Using cgexec vs cgroup.procs for memory accounting using cgroups

I ran into an interesting situation yesterday with the cgroups memory controller. I have always thought that the memory reported by cgroups was the processes' total memory consumption, but it seems like that is not the case.

I wrote the following Java programming for testing:

import java.util.Scanner;

class TestApp {

  public static void main(String args[]) {

    int[] arr;

    Scanner in = new Scanner(System.in);
    System.out.println("Press enter to allocate memory");
    in.nextLine();

    arr = new int[1024*1024];
    System.out.println("Allocated memory");
    while(true);
  }

}

When running the above with cgexec, the memory usage is vastly different from when echoing the PID of the JVM into the cgroup.procs file of the cgroup. It seems like cgroups report memory usage for the process after it has been placed inside the cgroup.

How does cgroup account for memory? It seems like when using cgexec, the JVMs consumption is accounted for. On the other hand, when starting the JVM outside of the cgroup, and moving it into it later by writing the PID into the cgroup.procs file, the memory consumption reported in memory.usage_in_bytes remains zero, until I hit enter and consumption goes up to 1024 * 1024 * 4 as expected.

Furthermore, the memory consumption reported by cgroups is not entirely the same as the memory consumption reported by top, for example.

Edit: Created the following C program and used it for testing. I am seeing the same results. If using cgclassify, memory utilization remains 0 until hitting enter. On the other hand, when using cgexec, memory utilization is > 0 before hitting enter.

#include <stdio.h>
#include <stdlib.h>

int main() {

  printf("Press ENTER to consume memory\n");
  getchar();

  char *ptr = malloc(1024*1024);
  if (ptr == NULL) {
    printf("Out of memory");
    exit(1);
  }

  memset(ptr, 0, 1024*1024);

  printf("Press ENTER to quit\n");
  getchar();

  return(0);
}

Solution

When you allocate a page and it is paged in by a process, the allocated memory is tagged with an identifier, telling the kernel which specific memory controller cgroup this memory belongs to (obviously the memory will also belong to any parent of the cgroup).

When you migrate a process to a new cgroup, the memory already allocated doesn't change its tag. It would be very expensive to "retag" everything, and it wouldn't even make sense (suppose that a page is shared by two processes and you migrate only one to a different cgroup. What would the "new" tag need to be?
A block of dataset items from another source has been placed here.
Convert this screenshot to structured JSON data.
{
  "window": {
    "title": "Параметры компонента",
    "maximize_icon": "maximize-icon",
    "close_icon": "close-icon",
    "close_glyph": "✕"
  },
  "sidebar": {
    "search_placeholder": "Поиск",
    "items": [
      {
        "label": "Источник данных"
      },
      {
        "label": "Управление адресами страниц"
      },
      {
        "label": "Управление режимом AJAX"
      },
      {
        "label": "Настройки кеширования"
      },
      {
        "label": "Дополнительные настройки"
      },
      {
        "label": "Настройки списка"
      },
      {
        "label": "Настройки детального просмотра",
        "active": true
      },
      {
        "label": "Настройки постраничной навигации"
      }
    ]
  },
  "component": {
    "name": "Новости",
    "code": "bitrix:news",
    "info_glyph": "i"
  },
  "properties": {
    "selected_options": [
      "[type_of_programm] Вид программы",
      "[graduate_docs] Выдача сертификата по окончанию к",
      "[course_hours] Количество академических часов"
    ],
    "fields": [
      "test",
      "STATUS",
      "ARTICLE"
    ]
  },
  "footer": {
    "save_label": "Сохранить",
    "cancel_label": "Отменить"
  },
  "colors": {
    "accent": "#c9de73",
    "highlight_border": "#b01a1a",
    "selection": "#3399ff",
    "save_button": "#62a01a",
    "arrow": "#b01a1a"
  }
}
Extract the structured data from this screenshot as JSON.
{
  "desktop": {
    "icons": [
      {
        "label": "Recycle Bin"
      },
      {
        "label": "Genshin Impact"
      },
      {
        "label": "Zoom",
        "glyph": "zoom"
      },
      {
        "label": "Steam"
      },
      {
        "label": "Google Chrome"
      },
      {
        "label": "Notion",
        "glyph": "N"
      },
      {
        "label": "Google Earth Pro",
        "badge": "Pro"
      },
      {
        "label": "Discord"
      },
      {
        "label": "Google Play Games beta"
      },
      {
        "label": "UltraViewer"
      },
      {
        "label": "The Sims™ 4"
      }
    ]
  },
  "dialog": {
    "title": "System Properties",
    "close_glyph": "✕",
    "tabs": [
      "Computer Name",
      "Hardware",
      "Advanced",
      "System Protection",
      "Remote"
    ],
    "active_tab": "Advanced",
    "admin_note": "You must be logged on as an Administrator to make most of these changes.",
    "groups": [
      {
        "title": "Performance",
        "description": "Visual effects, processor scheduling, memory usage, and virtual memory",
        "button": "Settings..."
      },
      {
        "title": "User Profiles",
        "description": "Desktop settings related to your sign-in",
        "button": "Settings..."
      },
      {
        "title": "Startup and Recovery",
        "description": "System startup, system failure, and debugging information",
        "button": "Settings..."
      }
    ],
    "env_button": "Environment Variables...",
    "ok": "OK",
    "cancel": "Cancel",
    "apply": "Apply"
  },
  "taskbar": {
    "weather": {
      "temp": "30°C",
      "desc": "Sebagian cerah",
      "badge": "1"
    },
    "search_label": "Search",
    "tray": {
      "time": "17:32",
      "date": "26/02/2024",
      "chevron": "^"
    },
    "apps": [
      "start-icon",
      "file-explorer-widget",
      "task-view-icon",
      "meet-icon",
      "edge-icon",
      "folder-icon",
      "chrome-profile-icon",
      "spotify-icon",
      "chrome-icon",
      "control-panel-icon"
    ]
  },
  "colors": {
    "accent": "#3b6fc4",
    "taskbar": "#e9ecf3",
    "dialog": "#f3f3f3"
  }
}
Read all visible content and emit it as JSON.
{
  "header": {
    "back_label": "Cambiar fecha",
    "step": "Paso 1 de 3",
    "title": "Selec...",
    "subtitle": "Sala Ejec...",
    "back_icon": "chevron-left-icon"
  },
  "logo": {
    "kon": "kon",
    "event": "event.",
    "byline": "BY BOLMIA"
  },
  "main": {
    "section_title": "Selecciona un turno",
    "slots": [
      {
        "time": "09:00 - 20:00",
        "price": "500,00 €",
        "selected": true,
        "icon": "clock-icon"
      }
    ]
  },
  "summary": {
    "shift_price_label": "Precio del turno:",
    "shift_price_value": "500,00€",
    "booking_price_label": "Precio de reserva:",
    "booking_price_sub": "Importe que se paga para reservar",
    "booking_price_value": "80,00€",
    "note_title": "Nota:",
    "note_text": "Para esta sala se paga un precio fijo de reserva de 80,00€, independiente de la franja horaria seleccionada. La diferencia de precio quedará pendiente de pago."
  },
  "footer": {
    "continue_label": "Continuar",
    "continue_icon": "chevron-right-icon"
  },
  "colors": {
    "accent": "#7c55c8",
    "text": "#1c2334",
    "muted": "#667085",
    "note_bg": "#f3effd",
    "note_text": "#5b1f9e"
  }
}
It's now being used by two processes in different cgroups...)

So if you're sitting in the /sys/fs/cgroup/memory cgroup (i.e. your task group ID is mentioned in /sys/fs/cgroup/memory/tasks and not in the tasks file of any children of that cgroup), anything you allocate is accounted against that cgroup and that cgroup only.

When you migrate to a different cgroup (or a child cgroup) only new memory allocations are tagged to belong to that new cgroup.

cgexec will start the JVM in a cgroup, so anything allocated at initialisation time will already belong to the cgroup created especially for what you execute.

If you start a JVM in the root cgroup for the memory controller, then anything allocated and touched when initialising the JVM will belong to the root cgroup.

Once you migrate the JVM to its own private cgroup (with either mechanism) and then you allocate and touch some pages, then obviously these will belong to the new cgroup.